Begitu duduk, pria itu mengambil sesuatu di sela kursi mereka, "Apakah ini milik Anda?" Ia memberikan sisir warna merah kepada Xiao Ling. "Terima kasih, mungkin jatuh dari tas saya."
Beberapa saat kemudian si pria mengambil sebuah biskuit dari tas. Xiao Ling sedikit terkejut. Pria itu tersenyum padanya. Xiao Ling menatap mata si pria, seakan bertanya berani benar kau. Xiao Ling kemudian merogoh tas dan mengambil biskuit juga, lantas kembali membaca bukunya. Mudah-mudahan ini akan mengakhiri "pencurian" biskuit yang dilakukan orang ini, pikir Xiao Ling.

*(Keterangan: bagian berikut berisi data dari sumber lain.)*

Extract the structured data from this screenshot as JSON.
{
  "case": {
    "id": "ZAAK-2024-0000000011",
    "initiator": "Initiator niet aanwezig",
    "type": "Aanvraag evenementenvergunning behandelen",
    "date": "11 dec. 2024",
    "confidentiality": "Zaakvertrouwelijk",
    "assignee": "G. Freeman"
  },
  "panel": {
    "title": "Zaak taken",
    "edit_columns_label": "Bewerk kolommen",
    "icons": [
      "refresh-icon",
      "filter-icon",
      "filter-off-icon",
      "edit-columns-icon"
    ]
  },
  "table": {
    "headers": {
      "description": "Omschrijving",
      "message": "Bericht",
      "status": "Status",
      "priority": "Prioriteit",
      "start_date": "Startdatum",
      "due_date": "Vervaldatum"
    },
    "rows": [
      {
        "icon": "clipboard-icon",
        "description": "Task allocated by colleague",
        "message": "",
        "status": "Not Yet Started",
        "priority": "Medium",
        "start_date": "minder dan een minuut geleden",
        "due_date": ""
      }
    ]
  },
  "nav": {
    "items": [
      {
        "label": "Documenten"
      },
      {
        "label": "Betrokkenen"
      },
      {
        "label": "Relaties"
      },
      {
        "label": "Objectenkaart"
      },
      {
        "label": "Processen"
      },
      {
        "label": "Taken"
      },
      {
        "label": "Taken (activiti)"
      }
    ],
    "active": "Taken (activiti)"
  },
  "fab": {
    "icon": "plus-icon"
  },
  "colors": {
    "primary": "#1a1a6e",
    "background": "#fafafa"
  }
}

Begitu biskuit di tangan habis, pria tersebut mengambil lagi. Xiao Ling mulai jengah melihat semua ini. Memang perkara sepele. Cuma biskuit yang nilainya tak seberapa. Namun itu amat menjengkelkan. Cewek ini nyaris tak tahan untuk memaki atau setidaknya menegur pria tersebut. Kemudian pria tersebut kembali merogoh tas, mengeluarkan sebungkus roti lalu menyerahkan kepada Xiao Ling, "Silakan lo, masih sisa satu."

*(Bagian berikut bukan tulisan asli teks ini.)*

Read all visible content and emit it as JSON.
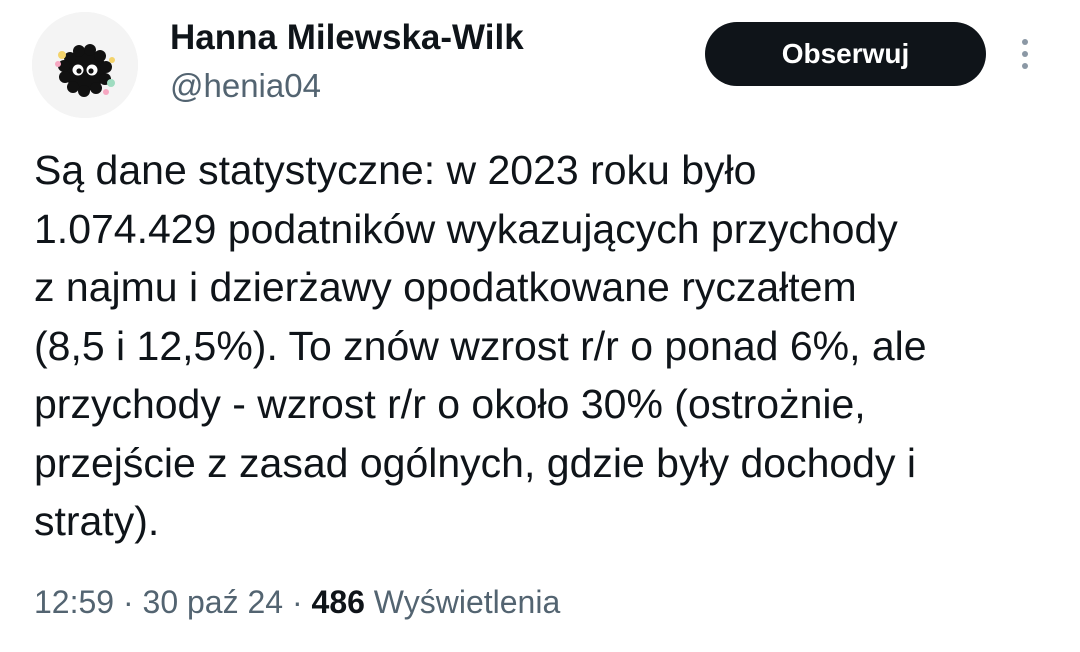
{
  "author": {
    "display_name": "Hanna Milewska-Wilk",
    "handle": "@henia04",
    "avatar_icon": "soot-sprite-avatar"
  },
  "actions": {
    "follow_label": "Obserwuj",
    "more_icon": "more-vertical-icon"
  },
  "tweet": {
    "text": "Są dane statystyczne: w 2023 roku było\n1.074.429 podatników wykazujących przychody\nz najmu i dzierżawy opodatkowane ryczałtem\n(8,5 i 12,5%). To znów wzrost r/r o ponad 6%, ale\nprzychody - wzrost r/r o około 30% (ostrożnie,\nprzejście z zasad ogólnych, gdzie były dochody i\nstraty)."
  },
  "meta": {
    "time": "12:59",
    "separator": "·",
    "date": "30 paź 24",
    "views_count": "486",
    "views_label": "Wyświetlenia"
  },
  "colors": {
    "text": "#0f1419",
    "secondary": "#536471",
    "button_bg": "#0f1419",
    "button_text": "#ffffff"
  }
}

Perbincangan mereka terhenti oleh suara loudspeaker ruang tunggu yang meminta para penumpang masuk pesawat. Xiao Ling segera membereskan bawaannya, mengambil tas lalu berjalan menuju boarding gate. Betapa terkejutnya ketika memasukkan buku ke dalam tas, ia melihat bungkusan biskuit marienya masih utuh belum dibuka sama sekali. Nah lo. Jadi biskuit yang ia makan tadi milik siapa? Raut muka cewek cantik ini memerah. Ia teringat niatnya untuk memaki-maki, sekaligus menyadari betapa baiknya orang itu.
Pelajaran hidup senantiasa bertebaran di mana-mana, kapan saja, dan dari siapa saja. Itulah yang dialami Xiao Ling. Benar ucapan Sang Bijak Buddha. Apa pun alasannya, menyalahkan orang baik itu laksana meludah sambil menengadah ke langit. Ludah kita tidak akan mengotori langit, tapi berbalik mengotori diri kita sendiri. [Dina Kwek / Ternate / Tionghoanews]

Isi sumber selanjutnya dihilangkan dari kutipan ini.